Hello,
What's the difference between `~~` and `~#` (I assume `~#` is
heterogeneous)?
As for the rest, as far as I understand, `~` is a strict subset of `~~` in
the sense that:
1. if `a ~ b`, then `a ~~ b`
2. if `not (a ~ b)`, then `not (a ~~ b)`
3. if `a ~ b` is a kind error (i.e., the kind of `a` is known to be
different from the kind of `b`), then `not (a ~~ b)`
So, perhaps it makes sense to have a "smart" pretty printer for `a ~ b`:
if kindOf a == kindOf b then `a ~ b` else `a ~~ b`
-Iavor
On Mon, Jan 18, 2016 at 9:24 AM, Ryan Scott
In my ideal world, GHC would remember as much as what the user wrote as possible in printing error messages.
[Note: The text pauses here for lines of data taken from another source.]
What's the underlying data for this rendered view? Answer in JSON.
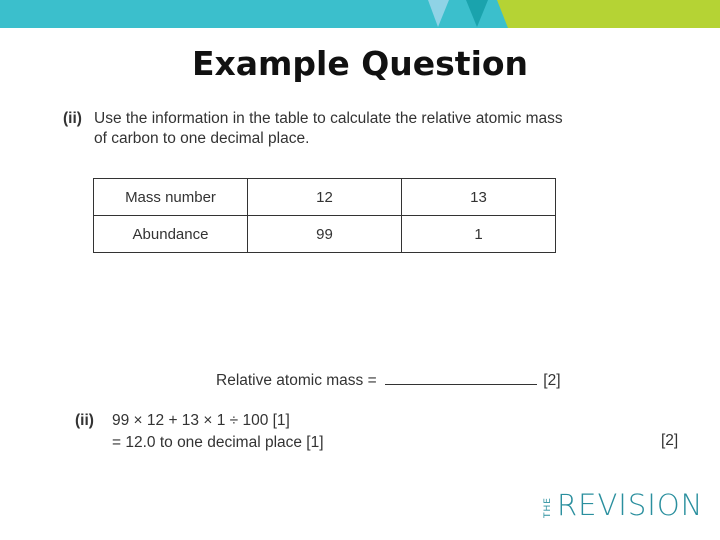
{
  "header": {
    "colors": {
      "teal": "#3bbfcc",
      "light_blue": "#8fd3e6",
      "dark_teal": "#1aa3ad",
      "lime": "#b5d334"
    }
  },
  "title": "Example Question",
  "question": {
    "number": "(ii)",
    "text": "Use the information in the table to calculate the relative atomic mass of carbon to one decimal place."
  },
  "table": {
    "rows": [
      {
        "label": "Mass number",
        "values": [
          "12",
          "13"
        ]
      },
      {
        "label": "Abundance",
        "values": [
          "99",
          "1"
        ]
      }
    ]
  },
  "answer": {
    "label": "Relative atomic mass",
    "equals": "=",
    "marks": "[2]"
  },
  "mark_scheme": {
    "number": "(ii)",
    "lines": [
      "99 × 12 + 13 × 1 ÷ 100 [1]",
      "= 12.0 to one decimal place [1]"
    ],
    "total": "[2]"
  },
  "logo": {
    "prefix": "THE",
    "word": "REVISION",
    "color": "#2a8f9e"
  }
}
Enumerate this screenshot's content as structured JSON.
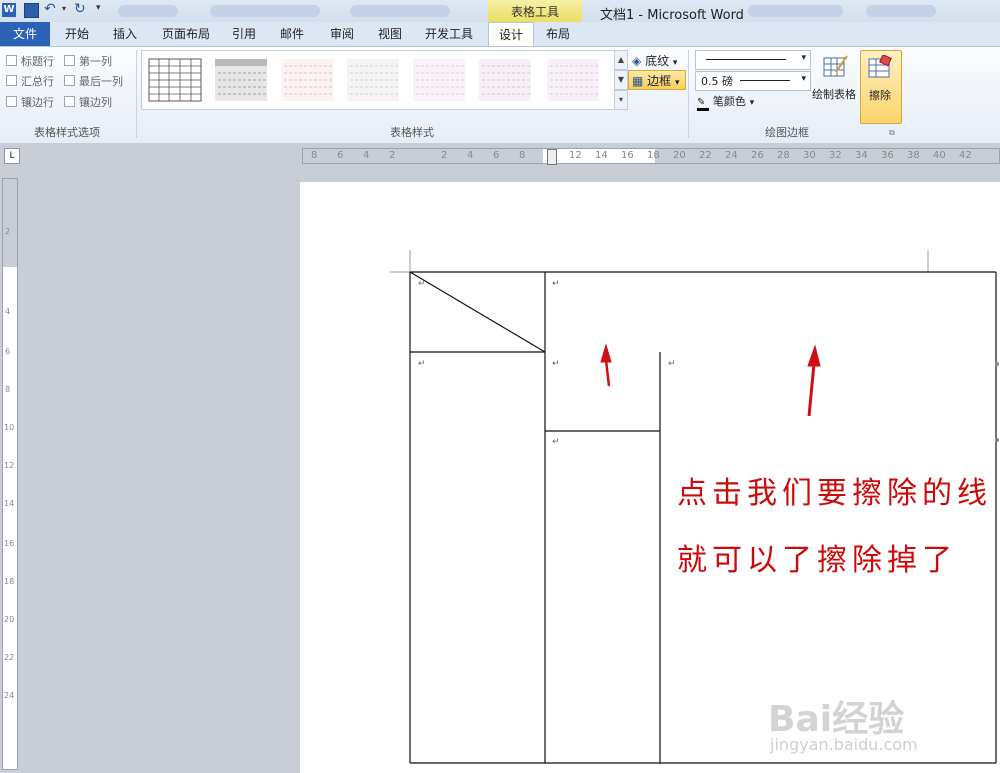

So if the user writes:
f :: Int ~ Char => ...
Then GHC would remember that the context was written with a single tilde, and print out Int ~ Char in the error message explicitly wherever the full type signature of f is printed.
What it sounds like, though, is that deep in the guts of the type inferencer, there's a chance that single-tilde equality might turn into double-tilde or tilde-hash equality at some point. In those cases, printing out the particular brand of tilde might get confusing. In such cases, we might compromise and print out something neutral like "is equal to". I suppose this would always be the case if you didn't explicitly write a ~ b and had to infer it.
I'm not sure about the technical details of this though, i.e., if GHC actually remembers a ~ b all the way through the typechecking/inferencing pipeline.